Nice approach! The latter part of that workflow is where we are focused now, i.e. now that we can plan and recommend B-tree indexes for individual queries, how do we utilize this to recommend a set of indexes for a whole database (taking into account different predicate variations).
On open-sourcing this code: Not at this moment - we do however offer a WASM build of this logic for free use at https://pganalyze.com/index-advisor
> The latter part of that workflow is where we are focused now, i.e. now that we can plan and recommend B-tree indexes for individual queries, how do we utilize this to recommend a set of indexes for a whole database
what I've ended up doing is trying to approximate the number of rows, create dummy data that has a similar spread of data, and create indexes and query until I have a good understanding of exactly how each index behaves with the amount of data. It ends up being a lot of work, but sometimes getting a 50% performance increase is worth that amount of work overall.
> On open-sourcing this code: Not at this moment
completely understandable, the selfish side of me hopes that it will be open sourced eventually, but the practical side of me sees the benefits to your company for keeping it private for now.

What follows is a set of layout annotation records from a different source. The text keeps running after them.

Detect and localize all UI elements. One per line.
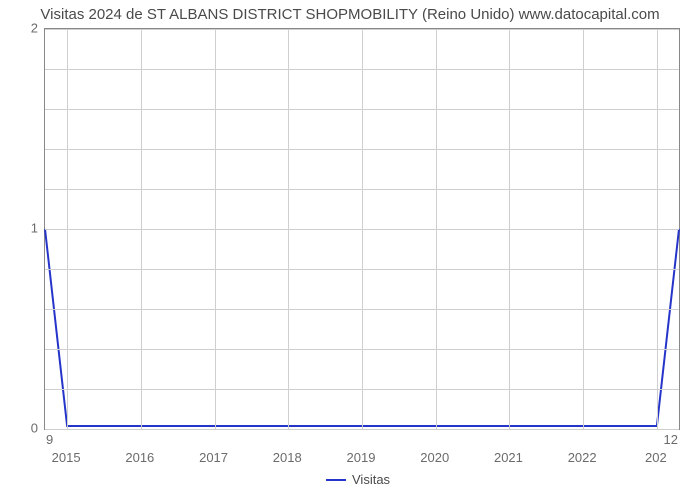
x-tick-label: 2015 xyxy=(52,450,81,465)
gridline-vertical xyxy=(436,29,437,429)
gridline-vertical xyxy=(362,29,363,429)
y-tick-label: 0 xyxy=(20,421,38,436)
x-tick-label: 2021 xyxy=(494,450,523,465)
chart-title: Visitas 2024 de ST ALBANS DISTRICT SHOPM… xyxy=(0,6,700,23)
gridline-vertical xyxy=(215,29,216,429)
legend-label: Visitas xyxy=(352,472,390,487)
x-tick-label: 2020 xyxy=(420,450,449,465)
gridline-vertical xyxy=(657,29,658,429)
x-tick-label: 2019 xyxy=(347,450,376,465)
edge-label-left: 9 xyxy=(46,432,53,447)
gridline-vertical xyxy=(583,29,584,429)
legend-line-icon xyxy=(326,479,346,481)
x-tick-label: 2017 xyxy=(199,450,228,465)
y-tick-label: 2 xyxy=(20,21,38,36)
x-tick-label: 202 xyxy=(645,450,667,465)
x-tick-label: 2018 xyxy=(273,450,302,465)
plot-area xyxy=(44,28,680,430)
gridline-vertical xyxy=(67,29,68,429)
legend: Visitas xyxy=(326,472,390,487)
gridline-vertical xyxy=(141,29,142,429)
x-tick-label: 2016 xyxy=(125,450,154,465)
x-tick-label: 2022 xyxy=(568,450,597,465)
gridline-vertical xyxy=(509,29,510,429)
gridline-vertical xyxy=(288,29,289,429)
gridline-horizontal xyxy=(45,429,679,430)
edge-label-right: 12 xyxy=(664,432,678,447)
y-tick-label: 1 xyxy=(20,221,38,236)
chart-container: Visitas 2024 de ST ALBANS DISTRICT SHOPM… xyxy=(0,0,700,500)
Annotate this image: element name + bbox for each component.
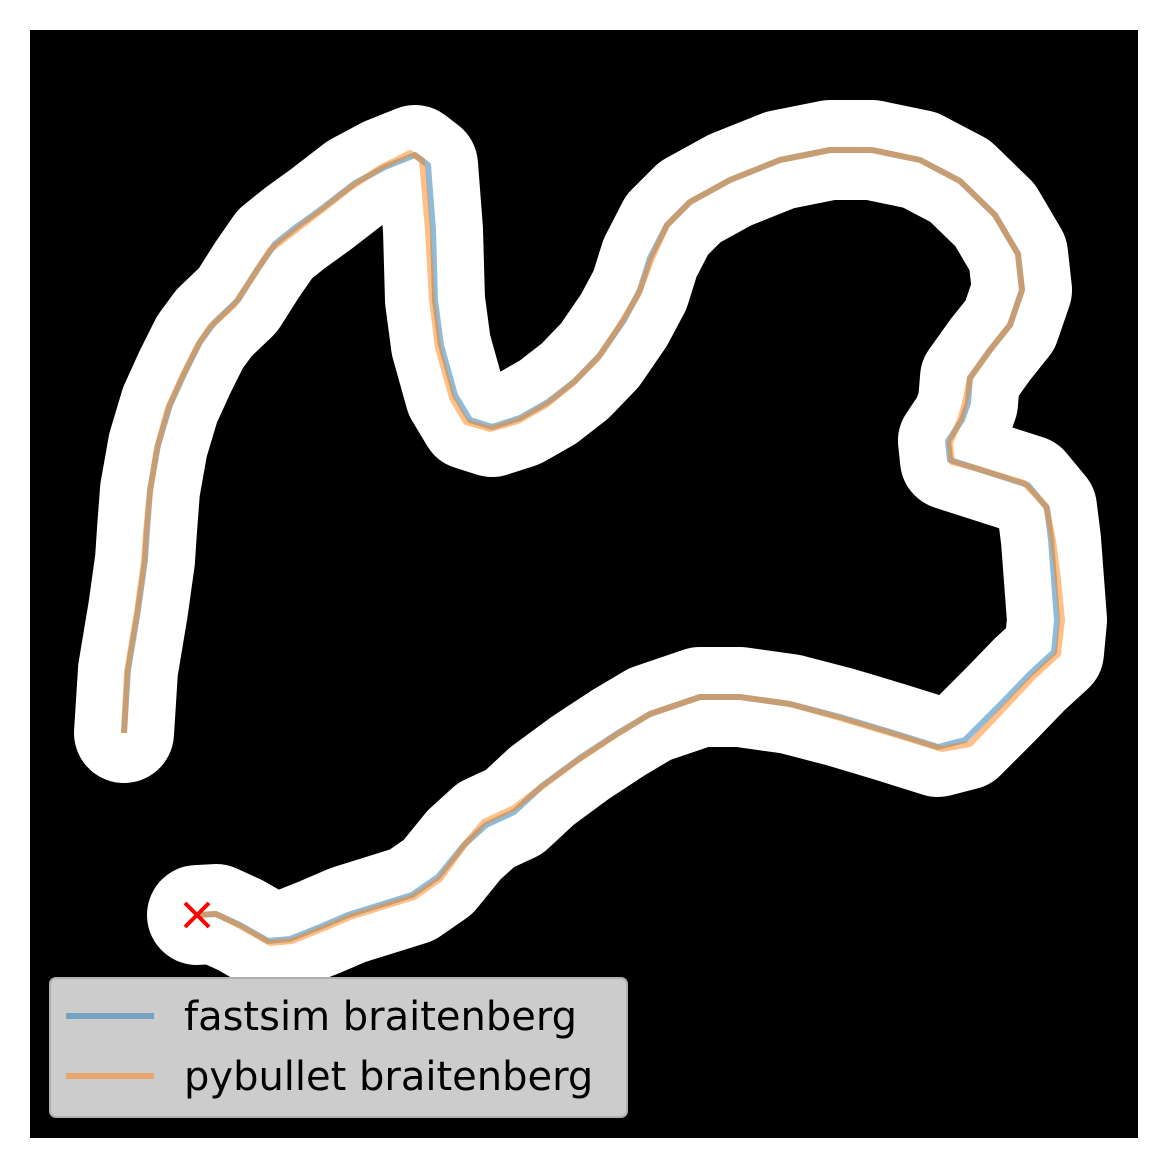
map-obstacles	[30, 30, 1138, 1138]
series-layer	[121, 147, 1065, 946]
start-marker-x-icon	[183, 901, 211, 929]
legend: fastsim braitenberg pybullet braitenberg	[49, 977, 628, 1118]
series-line-pybullet	[121, 147, 1065, 946]
legend-box	[49, 977, 628, 1118]
legend-label-pybullet: pybullet braitenberg	[184, 1054, 593, 1100]
start-marker-stroke	[183, 901, 211, 929]
legend-label-fastsim: fastsim braitenberg	[184, 994, 577, 1040]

those also require real or simulated data to get good recommendations, which is sometimes hard. if you're going to go that far, you might as well create real indexes.

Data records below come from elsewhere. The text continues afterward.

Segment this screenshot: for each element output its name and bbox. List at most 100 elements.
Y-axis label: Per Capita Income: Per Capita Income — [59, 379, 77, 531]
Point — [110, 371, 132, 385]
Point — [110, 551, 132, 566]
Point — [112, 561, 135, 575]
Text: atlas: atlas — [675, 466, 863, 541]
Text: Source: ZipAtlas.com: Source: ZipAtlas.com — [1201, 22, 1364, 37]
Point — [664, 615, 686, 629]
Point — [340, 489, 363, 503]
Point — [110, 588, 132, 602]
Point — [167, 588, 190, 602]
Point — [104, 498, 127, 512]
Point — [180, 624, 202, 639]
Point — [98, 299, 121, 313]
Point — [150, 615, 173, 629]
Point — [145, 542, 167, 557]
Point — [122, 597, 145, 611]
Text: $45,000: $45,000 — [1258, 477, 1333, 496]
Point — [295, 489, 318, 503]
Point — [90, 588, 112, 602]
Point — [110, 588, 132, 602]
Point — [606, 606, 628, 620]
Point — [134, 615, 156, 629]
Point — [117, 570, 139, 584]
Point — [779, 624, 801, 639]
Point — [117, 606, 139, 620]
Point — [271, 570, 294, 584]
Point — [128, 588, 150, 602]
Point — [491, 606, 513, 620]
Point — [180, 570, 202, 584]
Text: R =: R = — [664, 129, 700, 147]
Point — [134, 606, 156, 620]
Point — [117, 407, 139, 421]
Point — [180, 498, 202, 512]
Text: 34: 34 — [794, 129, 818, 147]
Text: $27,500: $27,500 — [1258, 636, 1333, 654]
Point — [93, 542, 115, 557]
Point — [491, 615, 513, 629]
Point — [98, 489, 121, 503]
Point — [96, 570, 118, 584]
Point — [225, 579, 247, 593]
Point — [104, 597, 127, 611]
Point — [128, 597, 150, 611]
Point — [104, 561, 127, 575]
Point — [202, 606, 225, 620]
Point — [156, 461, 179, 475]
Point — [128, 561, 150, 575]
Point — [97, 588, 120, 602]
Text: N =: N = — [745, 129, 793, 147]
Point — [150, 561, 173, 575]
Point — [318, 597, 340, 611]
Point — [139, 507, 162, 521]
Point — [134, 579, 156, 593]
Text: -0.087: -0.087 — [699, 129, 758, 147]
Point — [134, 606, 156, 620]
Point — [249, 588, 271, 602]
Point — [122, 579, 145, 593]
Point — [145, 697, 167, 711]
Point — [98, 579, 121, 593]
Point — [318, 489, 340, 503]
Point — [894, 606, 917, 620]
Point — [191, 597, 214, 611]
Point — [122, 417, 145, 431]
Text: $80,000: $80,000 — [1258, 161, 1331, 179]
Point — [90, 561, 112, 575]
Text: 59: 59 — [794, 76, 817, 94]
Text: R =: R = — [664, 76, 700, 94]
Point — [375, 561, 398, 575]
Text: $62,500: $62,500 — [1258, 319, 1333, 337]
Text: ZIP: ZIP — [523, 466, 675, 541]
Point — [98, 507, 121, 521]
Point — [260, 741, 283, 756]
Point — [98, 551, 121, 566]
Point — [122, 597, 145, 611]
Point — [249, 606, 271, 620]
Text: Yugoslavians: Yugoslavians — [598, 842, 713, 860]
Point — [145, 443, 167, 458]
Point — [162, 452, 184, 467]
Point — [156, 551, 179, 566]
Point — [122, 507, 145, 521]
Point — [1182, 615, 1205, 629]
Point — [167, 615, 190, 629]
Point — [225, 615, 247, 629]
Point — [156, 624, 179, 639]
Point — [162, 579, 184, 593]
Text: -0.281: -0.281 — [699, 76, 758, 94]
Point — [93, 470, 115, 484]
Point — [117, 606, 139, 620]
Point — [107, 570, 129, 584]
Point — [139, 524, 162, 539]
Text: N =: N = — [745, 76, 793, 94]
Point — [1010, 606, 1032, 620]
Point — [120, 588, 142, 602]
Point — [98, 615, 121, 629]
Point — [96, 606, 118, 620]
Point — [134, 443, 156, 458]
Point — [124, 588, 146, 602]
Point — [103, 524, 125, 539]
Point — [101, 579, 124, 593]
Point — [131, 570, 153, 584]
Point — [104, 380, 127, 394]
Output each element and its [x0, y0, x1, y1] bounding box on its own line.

besides, in some environments access to the real data (if there's PII) is much more difficult to get, so simulating is as far as you can go.
* log the queries from the application
* parse the queries into an AST
* collate the ASTs to form the most common query patterns
* cross-reference existing indexes
* create index recommendations with and without predicates
that worked pretty well, up until you're trying to decide which index type is going to be best.
this is pretty darned neat in comparison. I do hope they open-source it like they did pg_query.